Vendredi 22 mars 2019, par Mireille Popelin
Le travail va-t-il disparaître ?
Le travail des êtres humains va-t-il être remplacé par des robots ?
L'auteur, avec ce livre très riche, assez difficile d'accès (avec cet anglais du « management ») tente de répondre à ces questions.
Pour nous aider à comprendre, l'auteur se sert de l'exemple d'un stagiaire qui intègre une start-up spécialiste de l'intelligence artificielle (IA). « Pourquoi l'entreprise n'emploie-t-elle pas un ingénieur en IA » ?
Eh bien voilà : ce travail de l'ingénieur en IA est en fait réalisé par « des travailleurs étrangers indépendants » à Madagascar.
Cette intelligence artificielle (IA) est une IAA (intelligence d'Antananarivo)
Nous voilà donc intrigués. Ainsi ce travail du doigt (digital labor) se cache derrière ces machines ?
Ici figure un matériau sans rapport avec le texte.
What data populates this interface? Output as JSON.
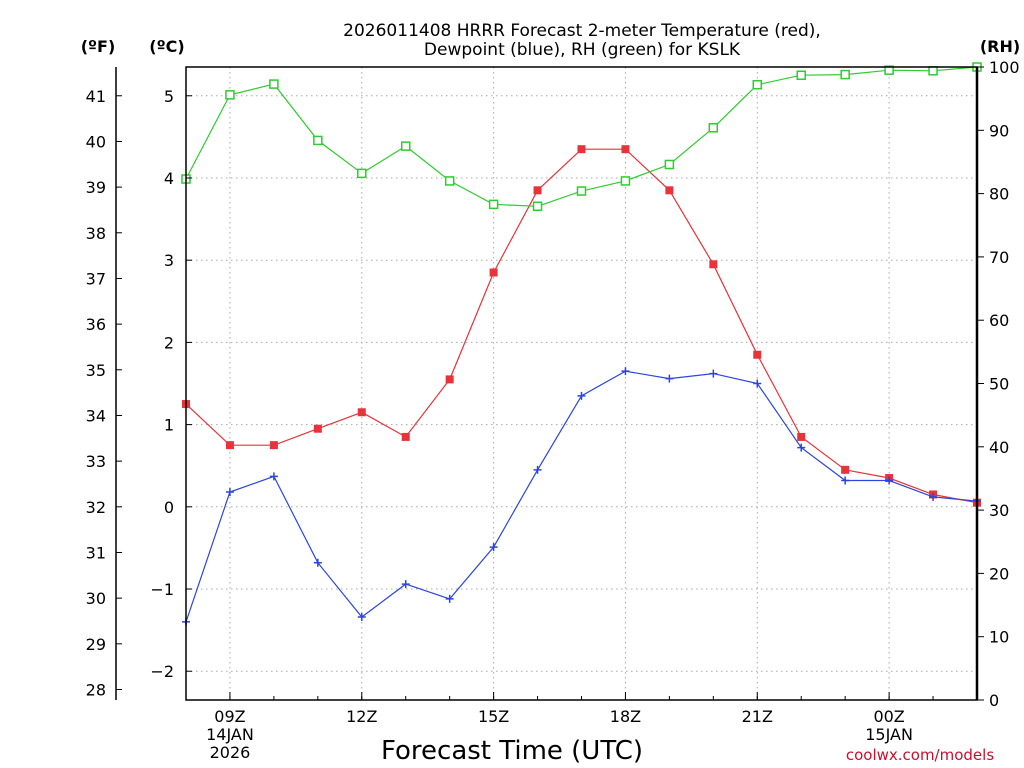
{
  "chart_data": {
    "type": "line",
    "title": [
      "2026011408 HRRR Forecast 2-meter Temperature (red),",
      "Dewpoint (blue), RH (green) for KSLK"
    ],
    "xlabel": "Forecast Time (UTC)",
    "credit": "coolwx.com/models",
    "units": {
      "fahrenheit": "(ºF)",
      "celsius": "(ºC)",
      "rh": "(RH)"
    },
    "x_hours": [
      8,
      9,
      10,
      11,
      12,
      13,
      14,
      15,
      16,
      17,
      18,
      19,
      20,
      21,
      22,
      23,
      24,
      25,
      26
    ],
    "xlim": [
      8,
      26
    ],
    "x_ticks": [
      {
        "hour": 9,
        "lines": [
          "09Z",
          "14JAN",
          "2026"
        ]
      },
      {
        "hour": 12,
        "lines": [
          "12Z"
        ]
      },
      {
        "hour": 15,
        "lines": [
          "15Z"
        ]
      },
      {
        "hour": 18,
        "lines": [
          "18Z"
        ]
      },
      {
        "hour": 21,
        "lines": [
          "21Z"
        ]
      },
      {
        "hour": 24,
        "lines": [
          "00Z",
          "15JAN"
        ]
      }
    ],
    "celsius_axis": {
      "range": [
        -2.35,
        5.35
      ],
      "ticks": [
        -2,
        -1,
        0,
        1,
        2,
        3,
        4,
        5
      ]
    },
    "fahrenheit_axis": {
      "ticks": [
        28,
        29,
        30,
        31,
        32,
        33,
        34,
        35,
        36,
        37,
        38,
        39,
        40,
        41
      ]
    },
    "rh_axis": {
      "range": [
        0,
        100
      ],
      "ticks": [
        0,
        10,
        20,
        30,
        40,
        50,
        60,
        70,
        80,
        90,
        100
      ]
    },
    "series": [
      {
        "name": "Temperature",
        "color": "#e8333a",
        "marker": "filled-square",
        "axis": "celsius",
        "values": [
          1.25,
          0.75,
          0.75,
          0.95,
          1.15,
          0.85,
          1.55,
          2.85,
          3.85,
          4.35,
          4.35,
          3.85,
          2.95,
          1.85,
          0.85,
          0.45,
          0.35,
          0.15,
          0.05
        ]
      },
      {
        "name": "Dewpoint",
        "color": "#2b45e0",
        "marker": "plus",
        "axis": "celsius",
        "values": [
          -1.4,
          0.18,
          0.37,
          -0.68,
          -1.34,
          -0.94,
          -1.12,
          -0.49,
          0.45,
          1.35,
          1.65,
          1.56,
          1.62,
          1.5,
          0.72,
          0.32,
          0.32,
          0.12,
          0.07
        ]
      },
      {
        "name": "RH",
        "color": "#2ecc2e",
        "marker": "open-square",
        "axis": "rh",
        "values": [
          82.3,
          95.6,
          97.3,
          88.4,
          83.2,
          87.5,
          82.0,
          78.3,
          78.0,
          80.4,
          82.0,
          84.6,
          90.4,
          97.2,
          98.7,
          98.8,
          99.5,
          99.4,
          100.0
        ]
      }
    ]
  }
}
Ce travail numérique est propulsé par les bénéfices de grands oligopoles numériques. A l'aide de ces plates-formes numériques.
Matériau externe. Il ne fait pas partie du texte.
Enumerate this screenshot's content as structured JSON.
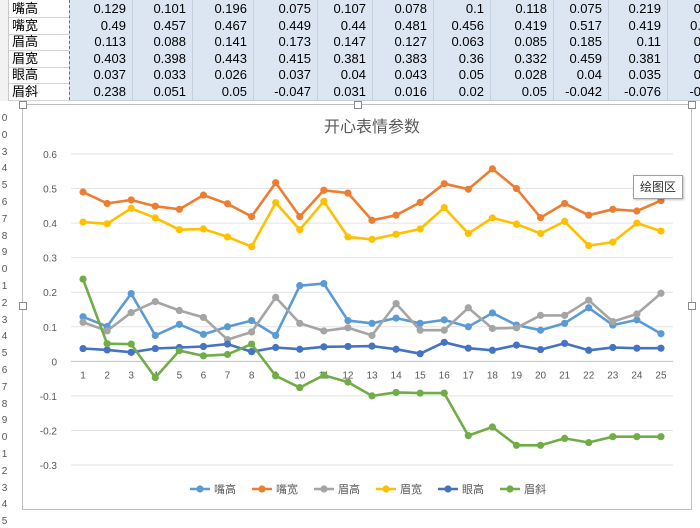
{
  "sheet": {
    "rows": [
      {
        "label": "嘴高",
        "values": [
          "0.129",
          "0.101",
          "0.196",
          "0.075",
          "0.107",
          "0.078",
          "0.1",
          "0.118",
          "0.075",
          "0.219",
          "0"
        ]
      },
      {
        "label": "嘴宽",
        "values": [
          "0.49",
          "0.457",
          "0.467",
          "0.449",
          "0.44",
          "0.481",
          "0.456",
          "0.419",
          "0.517",
          "0.419",
          "0."
        ]
      },
      {
        "label": "眉高",
        "values": [
          "0.113",
          "0.088",
          "0.141",
          "0.173",
          "0.147",
          "0.127",
          "0.063",
          "0.085",
          "0.185",
          "0.11",
          "0"
        ]
      },
      {
        "label": "眉宽",
        "values": [
          "0.403",
          "0.398",
          "0.443",
          "0.415",
          "0.381",
          "0.383",
          "0.36",
          "0.332",
          "0.459",
          "0.381",
          "0"
        ]
      },
      {
        "label": "眼高",
        "values": [
          "0.037",
          "0.033",
          "0.026",
          "0.037",
          "0.04",
          "0.043",
          "0.05",
          "0.028",
          "0.04",
          "0.035",
          "0"
        ]
      },
      {
        "label": "眉斜",
        "values": [
          "0.238",
          "0.051",
          "0.05",
          "-0.047",
          "0.031",
          "0.016",
          "0.02",
          "0.05",
          "-0.042",
          "-0.076",
          "-0"
        ]
      }
    ],
    "row_numbers": [
      "0",
      "0",
      "3",
      "4",
      "5",
      "6",
      "7",
      "8",
      "9",
      "0",
      "1",
      "2",
      "3",
      "4",
      "5",
      "6",
      "7",
      "8",
      "9",
      "0",
      "1",
      "2",
      "3",
      "4",
      "5"
    ]
  },
  "chart": {
    "tooltip": "绘图区"
  },
  "chart_data": {
    "type": "line",
    "title": "开心表情参数",
    "x": [
      1,
      2,
      3,
      4,
      5,
      6,
      7,
      8,
      9,
      10,
      11,
      12,
      13,
      14,
      15,
      16,
      17,
      18,
      19,
      20,
      21,
      22,
      23,
      24,
      25
    ],
    "ylim": [
      -0.3,
      0.6
    ],
    "yticks": [
      "0.6",
      "0.5",
      "0.4",
      "0.3",
      "0.2",
      "0.1",
      "0",
      "-0.1",
      "-0.2",
      "-0.3"
    ],
    "grid": true,
    "legend": "bottom",
    "series": [
      {
        "name": "嘴高",
        "color": "#5b9bd5",
        "values": [
          0.129,
          0.101,
          0.196,
          0.075,
          0.107,
          0.078,
          0.1,
          0.118,
          0.075,
          0.219,
          0.225,
          0.118,
          0.11,
          0.125,
          0.11,
          0.12,
          0.1,
          0.14,
          0.105,
          0.09,
          0.11,
          0.155,
          0.105,
          0.12,
          0.08
        ]
      },
      {
        "name": "嘴宽",
        "color": "#ed7d31",
        "values": [
          0.49,
          0.457,
          0.467,
          0.449,
          0.44,
          0.481,
          0.456,
          0.419,
          0.517,
          0.419,
          0.495,
          0.487,
          0.408,
          0.423,
          0.46,
          0.514,
          0.498,
          0.557,
          0.5,
          0.416,
          0.457,
          0.423,
          0.44,
          0.435,
          0.465
        ]
      },
      {
        "name": "眉高",
        "color": "#a5a5a5",
        "values": [
          0.113,
          0.088,
          0.141,
          0.173,
          0.147,
          0.127,
          0.063,
          0.085,
          0.185,
          0.11,
          0.088,
          0.097,
          0.075,
          0.167,
          0.09,
          0.09,
          0.155,
          0.095,
          0.097,
          0.133,
          0.133,
          0.177,
          0.115,
          0.137,
          0.197
        ]
      },
      {
        "name": "眉宽",
        "color": "#ffc000",
        "values": [
          0.403,
          0.398,
          0.443,
          0.415,
          0.381,
          0.383,
          0.36,
          0.332,
          0.459,
          0.381,
          0.463,
          0.36,
          0.353,
          0.368,
          0.383,
          0.445,
          0.37,
          0.415,
          0.397,
          0.37,
          0.405,
          0.335,
          0.345,
          0.4,
          0.377
        ]
      },
      {
        "name": "眼高",
        "color": "#4472c4",
        "values": [
          0.037,
          0.033,
          0.026,
          0.037,
          0.04,
          0.043,
          0.05,
          0.028,
          0.04,
          0.035,
          0.042,
          0.043,
          0.044,
          0.035,
          0.022,
          0.055,
          0.038,
          0.032,
          0.047,
          0.034,
          0.052,
          0.032,
          0.04,
          0.038,
          0.038
        ]
      },
      {
        "name": "眉斜",
        "color": "#70ad47",
        "values": [
          0.238,
          0.051,
          0.05,
          -0.047,
          0.031,
          0.016,
          0.02,
          0.05,
          -0.042,
          -0.076,
          -0.04,
          -0.06,
          -0.1,
          -0.09,
          -0.092,
          -0.092,
          -0.215,
          -0.19,
          -0.243,
          -0.243,
          -0.223,
          -0.235,
          -0.218,
          -0.218,
          -0.218
        ]
      }
    ]
  }
}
La plateforme prolonge certaines notions de théologie politique du XVII e siècle (comme un programme) mais aussi la doctrine d'une église ou d'une congrégation.
Mais les plateformes actuelles déforment ces valeurs initiales.
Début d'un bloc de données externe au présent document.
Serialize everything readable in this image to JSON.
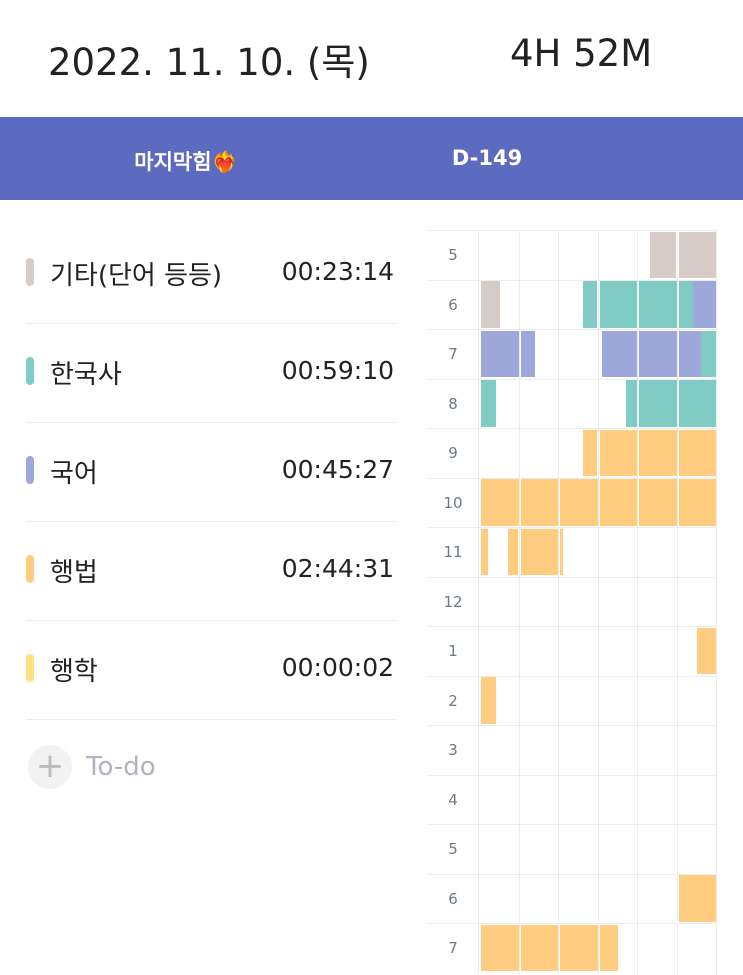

La récupération capitaliste capte la valeur générée par leurs producteurs, fournisseurs, et consommateurs
Valeur de monétarisation (prélèvement de commissions, revente de données)
Valeur d'automation (utilisation de ces données des usagers pour entraîner l'IA)
Valeur de qualification (les usagers trient, notent)
Une plateforme numérique est un hybride marché / entreprise
Le premier usage politique du terme se trouve dans un texte fondateur du mouvement des Bêcheux : faction de chrétiens de la 1ere révolution anglaise, fondée en 1649 par Gérard Winstanley (les diggers), ils prônaient la mise en commun des biens.
Mais le terme aujourd'hui s'est affranchi de sa connotation religieuse. Il désigne désormais un pacte entre une pluralité d'acteurs politiques pour une négociation collective.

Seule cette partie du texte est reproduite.